Our Lady of Zapopan
Our Lady of Zapopan
The Basilica of Our Lady of Zapopan and the abbey of Our Lady of Expectation of Zapopan are a 17th-century Franciscan sanctuary built in downtown Zapopan, in the state of Jalisco, México. It is one of the most visited sanctuaries in Western Mexico, and it preserves a wooden Virgin that is considered a valuable relic of medieval origin, which came from Spain to New Galicia in the 16th century.
The Virgin of Zapopan is also known as Our Lady of Expectation. She is also referred to as La Generala or the Zapopanita. In 1734, she was proclaimed Patroness against storms and lightning. The statue stays in Guadalajara from June 13 to October 12. After Mexico became independent in 1821, the Virgin was proclaimed Patroness of the State of Jalisco. On March 1, 1942 She was canonically crowned on January 18, 1921, in a ceremony that included presenting the keys to the city of Guadalajara.
In 1541 while the Mixton War was still in progress, the Franciscan Fray Antonio de Segovia had gone among the warring Indians, the image about his neck, exhorting them to make peace with the Spaniards. It is related that while Fray Antonio was preaching, the Indians saw luminous rays issuing from the image of Our Lady, and that this fact, as much as his preaching, caused them to stop fighting. In thirty-six hours Fray Antonio de Segovia brought to the Viceroy for pardon more than six thousand Indians, who had laid down their arms. From that time Fray Antonio called the image La Pacificadora, “She Who Makes Peace.”

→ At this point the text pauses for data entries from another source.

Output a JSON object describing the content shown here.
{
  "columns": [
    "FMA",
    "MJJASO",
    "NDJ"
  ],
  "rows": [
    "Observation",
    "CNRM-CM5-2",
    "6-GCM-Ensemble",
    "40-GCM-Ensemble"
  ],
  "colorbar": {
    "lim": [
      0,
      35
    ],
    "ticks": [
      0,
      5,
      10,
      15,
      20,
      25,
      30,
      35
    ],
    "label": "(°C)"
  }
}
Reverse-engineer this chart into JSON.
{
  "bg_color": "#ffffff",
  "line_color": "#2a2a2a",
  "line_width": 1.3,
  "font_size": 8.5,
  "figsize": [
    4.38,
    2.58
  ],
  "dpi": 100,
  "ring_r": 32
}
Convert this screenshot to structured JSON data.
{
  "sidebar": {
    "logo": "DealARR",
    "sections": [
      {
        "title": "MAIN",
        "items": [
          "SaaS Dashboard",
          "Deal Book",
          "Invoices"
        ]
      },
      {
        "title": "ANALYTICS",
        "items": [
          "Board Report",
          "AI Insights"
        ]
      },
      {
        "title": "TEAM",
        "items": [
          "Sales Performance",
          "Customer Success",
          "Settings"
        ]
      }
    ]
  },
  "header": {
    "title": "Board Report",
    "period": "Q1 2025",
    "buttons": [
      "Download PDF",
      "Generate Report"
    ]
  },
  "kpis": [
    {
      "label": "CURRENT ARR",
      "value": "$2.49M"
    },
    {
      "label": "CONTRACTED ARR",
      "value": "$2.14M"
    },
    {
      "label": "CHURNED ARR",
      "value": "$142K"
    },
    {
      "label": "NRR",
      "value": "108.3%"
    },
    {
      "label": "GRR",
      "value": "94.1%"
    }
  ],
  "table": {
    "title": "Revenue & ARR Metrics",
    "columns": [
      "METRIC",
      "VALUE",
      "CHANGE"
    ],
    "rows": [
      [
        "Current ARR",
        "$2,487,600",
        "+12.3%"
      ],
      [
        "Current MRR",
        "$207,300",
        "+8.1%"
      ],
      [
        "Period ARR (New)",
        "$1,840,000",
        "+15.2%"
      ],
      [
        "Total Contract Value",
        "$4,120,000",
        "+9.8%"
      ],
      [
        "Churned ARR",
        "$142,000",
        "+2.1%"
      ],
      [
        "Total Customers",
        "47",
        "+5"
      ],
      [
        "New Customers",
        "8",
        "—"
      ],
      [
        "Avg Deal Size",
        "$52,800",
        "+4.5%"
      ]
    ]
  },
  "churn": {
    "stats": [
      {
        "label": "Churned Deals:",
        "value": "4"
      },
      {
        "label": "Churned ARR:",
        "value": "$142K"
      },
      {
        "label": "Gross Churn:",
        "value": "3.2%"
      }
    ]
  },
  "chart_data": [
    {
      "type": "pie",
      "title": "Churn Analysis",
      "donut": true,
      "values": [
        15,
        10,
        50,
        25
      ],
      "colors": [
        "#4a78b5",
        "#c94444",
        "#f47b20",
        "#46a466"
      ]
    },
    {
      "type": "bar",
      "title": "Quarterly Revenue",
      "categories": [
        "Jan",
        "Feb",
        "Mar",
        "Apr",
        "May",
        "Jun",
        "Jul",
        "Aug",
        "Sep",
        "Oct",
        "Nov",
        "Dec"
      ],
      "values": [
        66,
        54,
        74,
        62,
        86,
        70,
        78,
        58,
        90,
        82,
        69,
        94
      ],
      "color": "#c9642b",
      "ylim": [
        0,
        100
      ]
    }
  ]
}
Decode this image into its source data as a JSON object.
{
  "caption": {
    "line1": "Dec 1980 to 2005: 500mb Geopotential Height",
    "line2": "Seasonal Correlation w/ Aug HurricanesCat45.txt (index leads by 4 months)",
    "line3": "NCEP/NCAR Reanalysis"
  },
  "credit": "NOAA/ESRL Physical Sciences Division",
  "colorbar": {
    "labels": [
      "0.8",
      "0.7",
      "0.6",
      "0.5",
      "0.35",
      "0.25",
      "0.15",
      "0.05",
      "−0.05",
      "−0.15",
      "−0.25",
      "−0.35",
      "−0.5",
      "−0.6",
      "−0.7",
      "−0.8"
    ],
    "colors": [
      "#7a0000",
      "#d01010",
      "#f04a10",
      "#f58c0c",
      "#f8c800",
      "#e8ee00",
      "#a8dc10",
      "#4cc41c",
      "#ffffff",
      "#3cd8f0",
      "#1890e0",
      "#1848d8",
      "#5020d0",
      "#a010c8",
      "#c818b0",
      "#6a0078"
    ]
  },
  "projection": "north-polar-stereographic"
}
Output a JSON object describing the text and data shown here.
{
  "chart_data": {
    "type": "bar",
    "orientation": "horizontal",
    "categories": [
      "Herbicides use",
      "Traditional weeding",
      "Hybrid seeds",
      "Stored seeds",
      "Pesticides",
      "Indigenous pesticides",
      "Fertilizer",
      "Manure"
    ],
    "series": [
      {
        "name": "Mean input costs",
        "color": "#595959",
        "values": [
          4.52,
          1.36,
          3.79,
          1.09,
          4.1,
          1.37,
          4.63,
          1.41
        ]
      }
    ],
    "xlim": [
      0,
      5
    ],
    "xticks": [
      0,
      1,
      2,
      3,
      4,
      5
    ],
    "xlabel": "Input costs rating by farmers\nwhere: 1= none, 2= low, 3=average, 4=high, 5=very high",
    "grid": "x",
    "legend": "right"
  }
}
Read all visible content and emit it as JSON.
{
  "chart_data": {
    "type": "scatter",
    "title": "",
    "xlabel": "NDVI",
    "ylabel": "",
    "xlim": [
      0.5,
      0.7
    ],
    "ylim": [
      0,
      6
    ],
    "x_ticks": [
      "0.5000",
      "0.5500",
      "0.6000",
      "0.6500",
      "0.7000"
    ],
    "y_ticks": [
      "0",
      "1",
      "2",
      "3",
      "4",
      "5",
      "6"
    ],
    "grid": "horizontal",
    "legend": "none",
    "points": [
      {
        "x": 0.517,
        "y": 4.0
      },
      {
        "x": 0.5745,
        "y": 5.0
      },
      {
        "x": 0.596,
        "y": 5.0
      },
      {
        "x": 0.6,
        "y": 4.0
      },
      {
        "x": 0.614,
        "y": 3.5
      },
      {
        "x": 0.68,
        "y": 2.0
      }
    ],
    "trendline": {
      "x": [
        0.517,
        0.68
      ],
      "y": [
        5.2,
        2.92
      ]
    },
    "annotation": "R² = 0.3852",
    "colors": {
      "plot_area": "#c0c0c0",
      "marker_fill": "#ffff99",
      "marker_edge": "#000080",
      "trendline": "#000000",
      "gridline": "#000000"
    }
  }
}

The image is made of pasta de Michoacan – pieces of cornstalk smoothed and cemented together by glue. It is little more than thirteen inches in height, and represents the Virgin Mary under her title of the Immaculate Conception. The hands, joined before the breast, are of wood. The original sculpture consisted only of the upper half; it is believed, the lower section having been added at a later date. As the lower half is not in proportion to the upper, the reconstruction gives a stunted effect to the image. However, since the original sculptured garments nowadays are always covered with rich vestments of fabric, the disproportion is not apparent.
In its sculptured form, the statue represents Our Lady standing with her feet upon a rudely formed crescent moon. She wears a red tunic and a dark blue mantle outlined in gold. The eyes are painted, and the somewhat thick lips are closed. One may find much to be desired in the image, considered as a work of art. Yet we must remember that it has the honor of being the first image of the Virgin Mary venerated in the State of Jalisco, and that it has seen the Church in that part of Mexico grow from the tiniest seed to the great, many-branched tree of the present-day Catholic Faith. Furthermore, for over four centuries, Our Lady of Zapopan has been a constant channel of heavenly favors to the people of Jalisco.